To be sure, the creation or conversion of official bureaucracies as a special purpose vehicle to divert public funds, line the pockets of operators and/or give jobs to the boys, is not novel in this clime. We recall the case of the Ogun State-owned Olabisi Onabanjo University (OOU), which had a guest house with eight rooms at a time, manned by 32 staffers who drew monthly salaries! There is also the September 2022 story of the Professor Mohammed Abdullahi-led National Board for Arabic and Islamic Studies (NBAIS) which allegedly spent N8.5 billion to conduct an examination yearly for students with a staff strength of 5,963! And of the N410 million it claimed to generate yearly, it remitted just N30 million to the official coffers.
The shocking and embarrassing revelations signpost the suboptimal way public funds are deliberately or carelessly managed in the country, often with a view to diverting them, dispensing favours, or lining private pockets. Sadly, everything boils down to ineffective and inefficient management of public resources, not necessarily out of incompetence but usually because of prioritisation of selfish interests over and above public good. This tendency is both criminal and morally reprehensible.
The cases of systematic official sleaze referenced here are not isolated. There are indications that virtually every ministry, department or agency reeks of official corruption. There is therefore the need to look deeper into the instant case while also beaming a searchlight on every office that is vested with power to spend public funds.
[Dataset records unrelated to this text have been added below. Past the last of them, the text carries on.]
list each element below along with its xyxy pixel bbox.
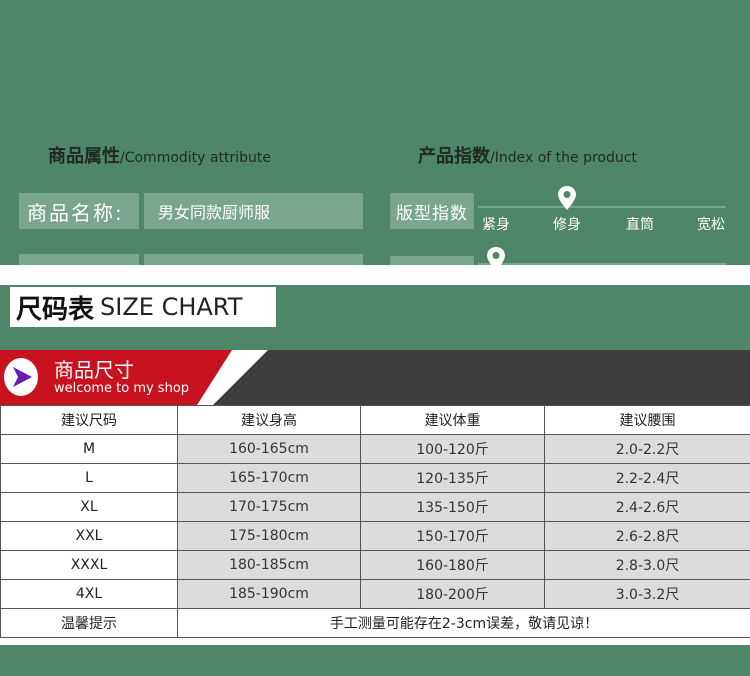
weight-cell: 100-120斤	[360, 434, 545, 464]
index-label-partial	[390, 256, 474, 265]
fit-option-tight: 紧身	[482, 217, 510, 233]
height-cell: 165-170cm	[177, 463, 361, 493]
product-attributes-section: 商品属性/Commodity attribute 商品名称: 男女同款厨师服 产…	[0, 0, 750, 265]
waist-cell: 2.2-2.4尺	[544, 463, 750, 493]
height-cell: 175-180cm	[177, 521, 361, 551]
table-row: XXL 175-180cm 150-170斤 2.6-2.8尺	[0, 521, 750, 551]
table-row: XXXL 180-185cm 160-180斤 2.8-3.0尺	[0, 550, 750, 580]
note-text: 手工测量可能存在2-3cm误差，敬请见谅！	[177, 608, 750, 638]
table-row: XL 170-175cm 135-150斤 2.4-2.6尺	[0, 492, 750, 522]
note-label: 温馨提示	[0, 608, 178, 638]
size-cell: 4XL	[0, 579, 178, 609]
product-size-banner: 商品尺寸 welcome to my shop	[0, 350, 750, 405]
column-header: 建议体重	[360, 405, 545, 435]
product-name-label: 商品名称:	[19, 193, 139, 229]
height-cell: 185-190cm	[177, 579, 361, 609]
size-cell: XXXL	[0, 550, 178, 580]
waist-cell: 2.4-2.6尺	[544, 492, 750, 522]
height-cell: 170-175cm	[177, 492, 361, 522]
column-header: 建议身高	[177, 405, 361, 435]
table-note-row: 温馨提示 手工测量可能存在2-3cm误差，敬请见谅！	[0, 608, 750, 638]
bottom-band	[0, 645, 750, 676]
banner-subtitle: welcome to my shop	[54, 381, 190, 396]
size-table: 建议尺码 建议身高 建议体重 建议腰围 M 160-165cm 100-120斤…	[0, 405, 750, 645]
size-cell: XL	[0, 492, 178, 522]
weight-cell: 160-180斤	[360, 550, 545, 580]
column-header: 建议腰围	[544, 405, 750, 435]
waist-cell: 2.0-2.2尺	[544, 434, 750, 464]
table-row: L 165-170cm 120-135斤 2.2-2.4尺	[0, 463, 750, 493]
size-cell: M	[0, 434, 178, 464]
size-chart-title: 尺码表 SIZE CHART	[10, 287, 276, 327]
column-header: 建议尺码	[0, 405, 178, 435]
location-pin-icon	[558, 186, 576, 210]
height-cell: 160-165cm	[177, 434, 361, 464]
waist-cell: 3.0-3.2尺	[544, 579, 750, 609]
fit-option-straight: 直筒	[626, 217, 654, 233]
play-arrow-icon	[4, 358, 38, 396]
attribute-label-partial	[19, 254, 139, 265]
divider-band	[0, 265, 750, 285]
location-pin-icon	[487, 247, 505, 265]
attribute-value-partial	[144, 254, 363, 265]
fit-scale-line	[478, 206, 726, 208]
attributes-title-zh: 商品属性	[48, 146, 120, 167]
weight-cell: 180-200斤	[360, 579, 545, 609]
fit-option-loose: 宽松	[697, 217, 725, 233]
size-chart-title-zh: 尺码表	[16, 294, 95, 325]
weight-cell: 120-135斤	[360, 463, 545, 493]
product-name-value: 男女同款厨师服	[144, 193, 363, 229]
index-title-en: /Index of the product	[490, 150, 637, 166]
fit-index-label: 版型指数	[390, 193, 474, 229]
attributes-title-en: /Commodity attribute	[120, 150, 271, 166]
waist-cell: 2.8-3.0尺	[544, 550, 750, 580]
table-row: M 160-165cm 100-120斤 2.0-2.2尺	[0, 434, 750, 464]
banner-title: 商品尺寸	[54, 358, 134, 382]
weight-cell: 150-170斤	[360, 521, 545, 551]
index-title: 产品指数/Index of the product	[418, 142, 637, 168]
fit-option-slim: 修身	[553, 217, 581, 233]
weight-cell: 135-150斤	[360, 492, 545, 522]
size-chart-title-en: SIZE CHART	[100, 293, 243, 321]
height-cell: 180-185cm	[177, 550, 361, 580]
attributes-title: 商品属性/Commodity attribute	[48, 142, 271, 168]
table-header-row: 建议尺码 建议身高 建议体重 建议腰围	[0, 405, 750, 435]
table-row: 4XL 185-190cm 180-200斤 3.0-3.2尺	[0, 579, 750, 609]
size-cell: L	[0, 463, 178, 493]
size-cell: XXL	[0, 521, 178, 551]
index-title-zh: 产品指数	[418, 146, 490, 167]
waist-cell: 2.6-2.8尺	[544, 521, 750, 551]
Again, and more importantly, the anti-graft war should be refocused to place more premium on preventing corruption by blocking loopholes in bureaucracy in financial matters that unscrupulous persons often latch onto to perpetrate corruption. Conducting postmortems on acts of corruption after enormous damage has been done and sanctioning culprits are not enough, especially when full recovery of the proceeds of crime are hardly assured. It will also help to rein in official sleaze if failure to perform official monitoring/supervisory function that culminates in the loss of official resources to thieves is treated as an act of corruption.
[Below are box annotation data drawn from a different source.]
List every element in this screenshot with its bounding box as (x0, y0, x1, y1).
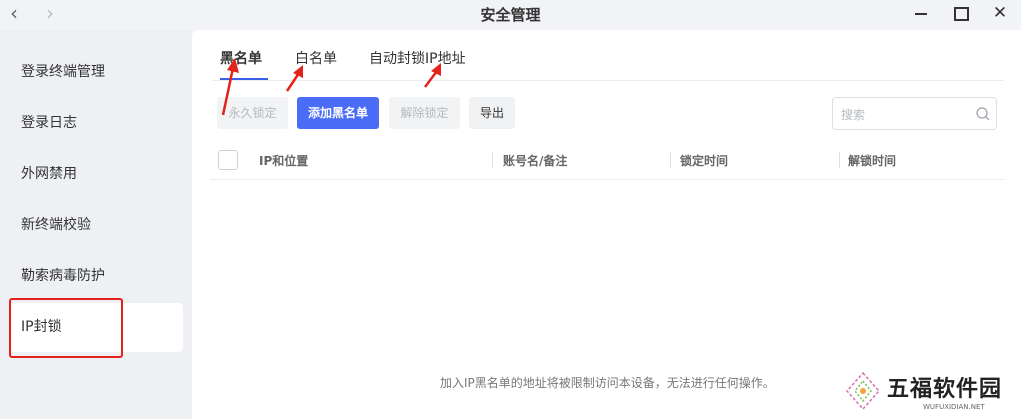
sidebar-item-external-network[interactable]: 外网禁用 (10, 150, 183, 199)
watermark-domain: WUFUXIDIAN.NET (923, 403, 985, 411)
export-button[interactable]: 导出 (469, 97, 515, 129)
search-input[interactable]: 搜索 (832, 97, 997, 130)
permanent-lock-button[interactable]: 永久锁定 (217, 97, 288, 129)
blacklist-note: 加入IP黑名单的地址将被限制访问本设备，无法进行任何操作。 (440, 376, 775, 390)
sidebar: 登录终端管理 登录日志 外网禁用 新终端校验 勒索病毒防护 IP封锁 (0, 30, 192, 419)
tab-bar: 黑名单 白名单 自动封锁IP地址 (212, 46, 1004, 81)
window-title: 安全管理 (480, 6, 541, 24)
maximize-icon[interactable] (950, 3, 970, 23)
watermark: 五福软件园 WUFUXIDIAN.NET (845, 371, 1015, 415)
tab-auto-block[interactable]: 自动封锁IP地址 (369, 48, 466, 68)
tab-blacklist[interactable]: 黑名单 (220, 48, 262, 68)
sidebar-item-new-terminal-check[interactable]: 新终端校验 (10, 201, 183, 250)
column-lock-time[interactable]: 锁定时间 (680, 152, 728, 169)
select-all-checkbox[interactable] (218, 150, 238, 170)
column-divider (670, 152, 671, 168)
column-unlock-time[interactable]: 解锁时间 (848, 152, 896, 169)
unlock-button[interactable]: 解除锁定 (389, 97, 460, 129)
watermark-logo-icon (845, 371, 881, 411)
column-ip-location[interactable]: IP和位置 (259, 152, 308, 169)
main-panel: 黑名单 白名单 自动封锁IP地址 永久锁定 添加黑名单 解除锁定 导出 搜索 I… (192, 30, 1021, 419)
tab-whitelist[interactable]: 白名单 (295, 48, 337, 68)
sidebar-item-ip-block[interactable]: IP封锁 (10, 303, 183, 352)
sidebar-item-ransomware[interactable]: 勒索病毒防护 (10, 252, 183, 301)
search-placeholder: 搜索 (841, 108, 866, 122)
watermark-name: 五福软件园 (887, 377, 1003, 402)
column-divider (839, 152, 840, 168)
table-header: IP和位置 账号名/备注 锁定时间 解锁时间 (210, 148, 1004, 180)
title-bar: ‹ › 安全管理 ✕ (0, 0, 1021, 30)
close-icon[interactable]: ✕ (990, 3, 1010, 23)
search-icon[interactable] (976, 107, 990, 121)
sidebar-item-login-terminals[interactable]: 登录终端管理 (10, 48, 183, 97)
sidebar-item-login-log[interactable]: 登录日志 (10, 99, 183, 148)
column-account-note[interactable]: 账号名/备注 (503, 152, 567, 169)
minimize-icon[interactable] (912, 3, 932, 23)
add-blacklist-button[interactable]: 添加黑名单 (297, 97, 379, 129)
active-tab-indicator (220, 78, 268, 80)
column-divider (492, 152, 493, 168)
The raison d’être for any academic institution is to train students. Therefore, its existence becomes a subject of interrogation if it has a negligible number of students or no students at all. And it is even worse when such an institution is carrying on, utilising official resources as if it is fulfilling the objective of its creation.
Therefore, the board and management of the unnamed polytechnic which drew huge amounts of money annually from TETFund to cater to the needs of just 30 students should be made to account for this bizarre and sordid state of affairs. The country cannot continue to brook inefficiency and profligacy in the management of public funds under any guise.